Secara umum penanganan kelainan ini terdiri dari ;

1. Terapi Suportif

Meski tidak semua kelainan kongenital membutuhkan terapi suportif,terdapat beberapa kelainan dimana terapi ini esential dalam mempertahankan kelangsungan hidup penderita sebelum penderita menjalani terapi korektif.Dengan terapi ini penderita dapat bertahan hidup dan bertambah baik kondisinya sehingga mencapai kondisi optimal untuk menjalani operasi korektif.

Sebagai contoh : pasien hernia diafragmatika dengan respiratory distress karena satu sisi paru terdesak oleh usus yang masuk ke rongga dada.akan membutuhkan terapi oksigen dan alat bantu nafas (ventilator/ ECMO) sampai keadaan membaik sehingga optimal untuk menjalani operasi.

2. Terapi korektif

Terapi ini diharapkan merubah defek menjadi bentuk/ kondisi yang fisiologis/ normal atau paling tidak mendekati normal .

Tidak semua kelainan kongenital dapat dikoreksi misalnya :wajah monggoloid, mikrosefalus, anensefalus , kretinisme dan lain-lain.

Terapi korektif dapat berupa tindakan operasi maupun nonoperatif.
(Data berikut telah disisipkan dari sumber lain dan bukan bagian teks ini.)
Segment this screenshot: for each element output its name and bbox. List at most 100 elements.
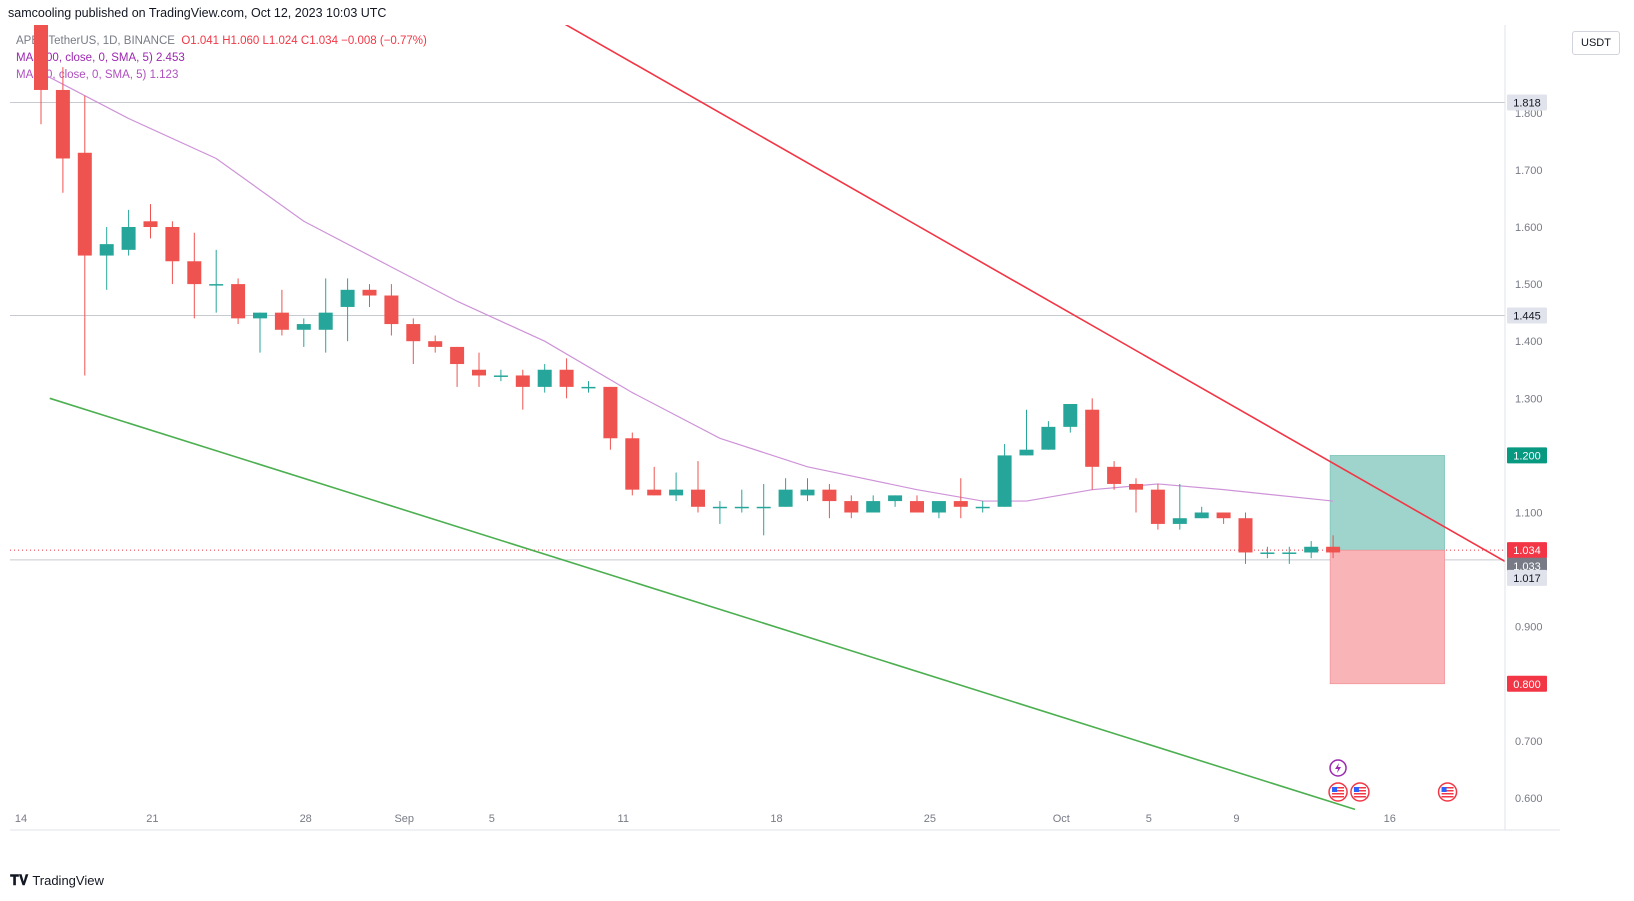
x-tick-label: 9 xyxy=(1233,813,1239,825)
candle xyxy=(1019,409,1034,456)
us-flag-canton xyxy=(1332,787,1338,792)
candle-body xyxy=(581,386,596,389)
price-label-text: 1.034 xyxy=(1513,545,1541,557)
legend-ma20[interactable]: MA (20, close, 0, SMA, 5) 1.123 xyxy=(16,69,179,81)
price-label-text: 1.033 xyxy=(1513,561,1541,573)
target-zone xyxy=(1329,455,1445,551)
candle-body xyxy=(1238,518,1253,553)
price-label-bg xyxy=(1507,557,1547,574)
candle-body xyxy=(1063,404,1078,427)
us-flag-canton xyxy=(1441,787,1447,792)
candle-body xyxy=(318,312,333,330)
us-flag-icon[interactable] xyxy=(1437,782,1458,802)
candle xyxy=(318,278,333,353)
candle xyxy=(1150,483,1165,530)
candle-body xyxy=(931,501,946,513)
price-label-text: 1.017 xyxy=(1513,573,1541,585)
candle xyxy=(647,466,662,496)
us-flag-stripe xyxy=(1332,787,1345,789)
candle-body xyxy=(209,284,224,286)
us-flag-stripe xyxy=(1441,796,1454,798)
currency-unit-button[interactable]: USDT xyxy=(1572,31,1620,55)
lightning-icon[interactable] xyxy=(1329,759,1347,777)
candle xyxy=(55,67,70,193)
candle-body xyxy=(340,289,355,307)
candle-body xyxy=(778,489,793,507)
y-tick-label: 0.700 xyxy=(1515,736,1543,748)
candle-body xyxy=(1194,512,1209,519)
us-flag-ring xyxy=(1328,782,1348,802)
y-tick-label: 1.100 xyxy=(1515,508,1543,520)
us-flag-icon[interactable] xyxy=(1350,782,1370,802)
candle xyxy=(844,495,859,519)
candle xyxy=(231,278,246,325)
candle xyxy=(493,369,508,382)
us-flag-icon[interactable] xyxy=(1328,782,1348,802)
candle-body xyxy=(537,369,552,387)
price-label-bg xyxy=(1507,542,1547,559)
us-flag-ring xyxy=(1437,782,1458,802)
y-tick-label: 1.400 xyxy=(1515,336,1543,348)
candle-body xyxy=(800,489,815,496)
candle-body xyxy=(1304,546,1319,553)
candle xyxy=(1063,404,1078,433)
candle xyxy=(559,358,574,399)
tradingview-logo[interactable]: 𝐓𝐕 TradingView xyxy=(10,872,104,889)
legend-ma200[interactable]: MA (200, close, 0, SMA, 5) 2.453 xyxy=(16,52,185,64)
y-tick-label: 0.900 xyxy=(1515,622,1543,634)
candle-body xyxy=(953,501,968,507)
event-markers xyxy=(1328,759,1458,802)
support-trendline xyxy=(49,397,1356,811)
price-label: 1.017 xyxy=(1507,569,1547,586)
price-label: 0.800 xyxy=(1507,675,1547,692)
candle xyxy=(515,369,530,410)
candle-body xyxy=(1150,489,1165,524)
price-label-bg xyxy=(1507,307,1547,324)
candle xyxy=(1172,483,1187,530)
candle-body xyxy=(603,386,618,439)
x-tick-label: 5 xyxy=(489,813,495,825)
us-flag-ring xyxy=(1350,782,1370,802)
y-tick-label: 1.600 xyxy=(1515,222,1543,234)
y-tick-label: 1.700 xyxy=(1515,165,1543,177)
price-label: 1.818 xyxy=(1507,94,1547,111)
candle xyxy=(910,495,924,513)
candle-body xyxy=(1216,512,1231,519)
resistance-trendline xyxy=(564,25,1505,563)
candle-body xyxy=(121,227,136,250)
legend-symbol[interactable]: APE / TetherUS, 1D, BINANCE xyxy=(16,35,175,47)
candle-body xyxy=(997,455,1012,507)
candle-body xyxy=(1085,409,1100,467)
candle xyxy=(296,318,311,347)
candle-body xyxy=(77,152,92,256)
axes: 0.600 0.700 0.800 0.900 1.100 1.200 1.300 1.400… xyxy=(10,25,1560,831)
candle xyxy=(953,478,968,519)
candle-body xyxy=(362,289,377,296)
candle-body xyxy=(143,221,158,227)
candle-body xyxy=(888,495,903,502)
candle xyxy=(77,95,92,376)
lightning-icon-bolt xyxy=(1335,763,1342,773)
candle-body xyxy=(406,324,421,342)
x-tick-label: Sep xyxy=(394,813,414,825)
price-label: 1.034 xyxy=(1507,542,1547,559)
us-flag-stripe xyxy=(1332,793,1345,795)
candle xyxy=(1304,541,1319,559)
candle xyxy=(1216,512,1231,524)
legend-ohlc: O1.041 H1.060 L1.024 C1.034 −0.008 (−0.7… xyxy=(181,35,427,47)
candle xyxy=(274,289,289,336)
us-flag-stripe xyxy=(1441,787,1454,789)
candle-body xyxy=(165,227,180,262)
us-flag-stripe xyxy=(1441,790,1454,792)
candle-body xyxy=(187,261,202,285)
candle-body xyxy=(384,295,399,325)
stop-zone xyxy=(1329,549,1445,685)
candle-body xyxy=(1326,546,1341,553)
candle xyxy=(121,209,136,256)
candle xyxy=(406,318,421,365)
price-label-text: 1.200 xyxy=(1513,450,1541,462)
candle-body xyxy=(450,346,465,365)
candle xyxy=(1041,421,1056,450)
Celah bibir/ palatum, atresia esofagus, atresia usus, kelainan jantung kongenital membutuhkan tindakan bedah untuk memperbaikinya. Sedangkan Talipes equinovarus dapat dicoba dengan adhesif strapping atau sepatu khusus Denis Brown shoes sebagai terapi non operatif. Contoh lain Tortikolis dapat dilakukan terapi fisioterapi. Jika kedua usaha tidak membuahkan hasil baru dilakukan tindakan bedah korektif.

3. Konseling

Terapi ini dilakukan pada orang tua/ keluarga penderita. Orang tua mungkin akan selalu bertanya kenapa kelainan ini terjadi pada anaknya?, apa penyebabya? , apakah akan terjadi lagi pada kehamilan selanjutnya?. Mungkin pula orang tua depresi atau mempunyai perasaan bersalah yang hebat dengan terjadinya kelainan tersebut.

Hal hal tersebut diatas sungguh menjadi tantangan dan menjadi tugas kita untuk memberikan terapi psikologis sehingga minimal dapat menghilangkan rasa cemas atau perasaan bersalah.

Berilah kesempatan keluarga mengungkapkan pandangan mereka mengenai kemungkinan yang mereka anggap penyebab kelainan tersebut.

Mungkin kita tidak bisa menjawab secara pasti akan penyebab terjadinya kelainan tersebut . Tetapi dengan pengetahuan kita yang meskipun terbatas kita bisa memberitahu hal-hal yang bukan menjadi penyebab terjadinya kelainan seperti yang mereka anggap, sehingga paling tidak bisa mengurangi perasaan bersalah.

Untuk menjawab kemungkinan rekurensi terjadinya kelainan yang sama pada kehamilan berikut tentunya harus dilihat apakah penyebab kelainan tersebut. Perlu ditanyakan secara detail riwayat keluarga, hubungan keluarga sampai tingkat ke 1- dan ke 2, riwayat keguguran atau lahir mati sebelumnya, riwayat detail kehamilan sebelumnya (obat-obatan , penyakit, perdarahan prenatal dll)

Untuk kemungkinan kelainan yang diturunkan secara genetik, dikenal pula konseling genetik, sehingga dapat diperhitungkan secara akurat kemungkina rekurensi.

Biarkanlah mereka memutuskan untuk membatasi atau menambah kelahiran.Yang perlu kita ingat adalah mereka mempunyai hak untuk mengetahui risiko terjadinya rekurensi, dan tugas kita untuk memberikan penjelasan.